By Rex Mphisa

THE Government on Wednesday enacted a law that will compel, under an amendment to the Medical Services Act, all hospitals including private institutions, to handle all emergency cases.


The new law prominently introduces a binding emergency treatment obligation by all heath service peoviders, according to a post by Ndabaningi Mangwana, the Permanent Secretary in the Ministry of Information and Broadcasting Services.


“Private health institutions must now admit any patient with a life-threatening emergency for at least 48 hours to stabilise them before transfer, even if the patient cannot afford care. The Minister may also request private facilities to provide specialist services for public emergency patients during public crises,” Mangwana wrote on his X (formerly Twitter) Account.

“Cost-recovery agreements can be made with the State or patients. Heads of private institutions (or practitioners acting without authority) who refuse such emergency admission face fines up to level 8 or imprisonment up to one year,” he wrote explaining the new Act.

He said the provision effectively bars private facilities from turning away critical emergency cases based solely on inability to pay.

The new act will immediately bind even public institutions that have been treating patients on a “pay-first” basis.

It is however not clear how the new law will address the pharmaceuticals which are medicinal drugs or biological substances used to diagnose, treat, prevent, or alleviate diseases forming the basis of how such emergencies are handled.
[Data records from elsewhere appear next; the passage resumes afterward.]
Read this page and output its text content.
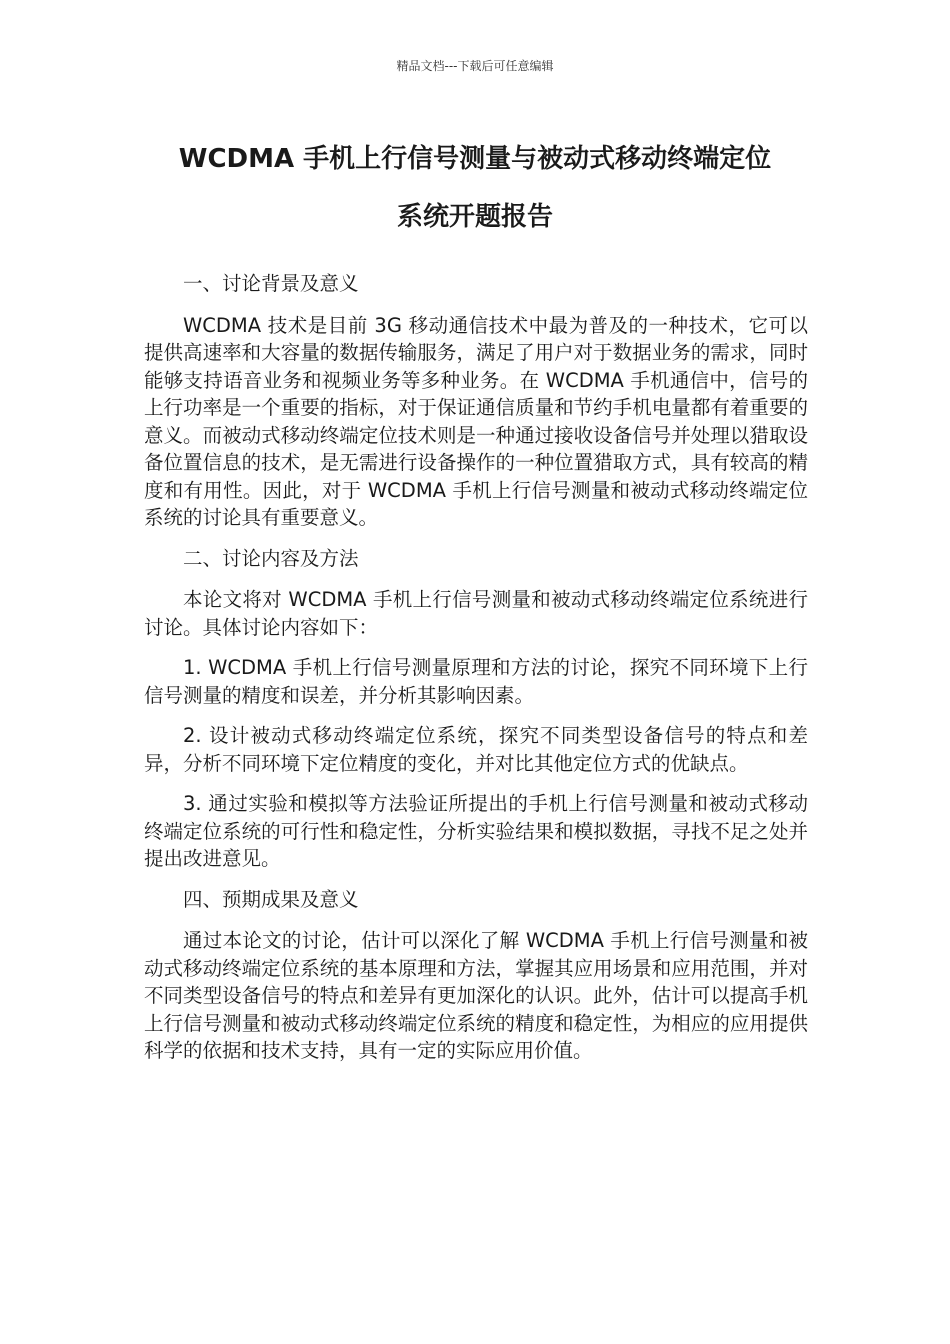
精品文档---下载后可任意编辑
WCDMA 手机上行信号测量与被动式移动终端定位
系统开题报告

一、讨论背景及意义

WCDMA 技术是目前 3G 移动通信技术中最为普及的一种技术，它可以提供高速率和大容量的数据传输服务，满足了用户对于数据业务的需求，同时能够支持语音业务和视频业务等多种业务。在 WCDMA 手机通信中，信号的上行功率是一个重要的指标，对于保证通信质量和节约手机电量都有着重要的意义。而被动式移动终端定位技术则是一种通过接收设备信号并处理以猎取设备位置信息的技术，是无需进行设备操作的一种位置猎取方式，具有较高的精度和有用性。因此，对于 WCDMA 手机上行信号测量和被动式移动终端定位系统的讨论具有重要意义。

二、讨论内容及方法

本论文将对 WCDMA 手机上行信号测量和被动式移动终端定位系统进行讨论。具体讨论内容如下：

1. WCDMA 手机上行信号测量原理和方法的讨论，探究不同环境下上行信号测量的精度和误差，并分析其影响因素。

2. 设计被动式移动终端定位系统，探究不同类型设备信号的特点和差异，分析不同环境下定位精度的变化，并对比其他定位方式的优缺点。

3. 通过实验和模拟等方法验证所提出的手机上行信号测量和被动式移动终端定位系统的可行性和稳定性，分析实验结果和模拟数据，寻找不足之处并提出改进意见。

四、预期成果及意义

通过本论文的讨论，估计可以深化了解 WCDMA 手机上行信号测量和被动式移动终端定位系统的基本原理和方法，掌握其应用场景和应用范围，并对不同类型设备信号的特点和差异有更加深化的认识。此外，估计可以提高手机上行信号测量和被动式移动终端定位系统的精度和稳定性，为相应的应用提供科学的依据和技术支持，具有一定的实际应用价值。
While treatment expertise is human-based and can be provided, pharmaceuticals are often the hurdle in both public and privwte medical institutions where these are bought privately.

Medicines and drugs form foundations of modern healthcare, encompassing a wide range of products including prescription medications, over-the-counter (OTC) drugs, vaccines, and topical ointments.

Although it is generally believed drugs disappear from Zimbabwe’s public hospitals and pharmacies due to underfunding and foreign currency shortages, internal pilferage has been a major factor with the public disadvantaged by Government pharmacists.

Most pharmacies are run by Government employees accused of pilferage of drugs from their employer.


There is however a general belief that chronic budget constraints prevent the state supplier, NatPharm, from maintaining sufficient stock, forcing desperate patients to seek care at unregulated private pharmacies and the black market.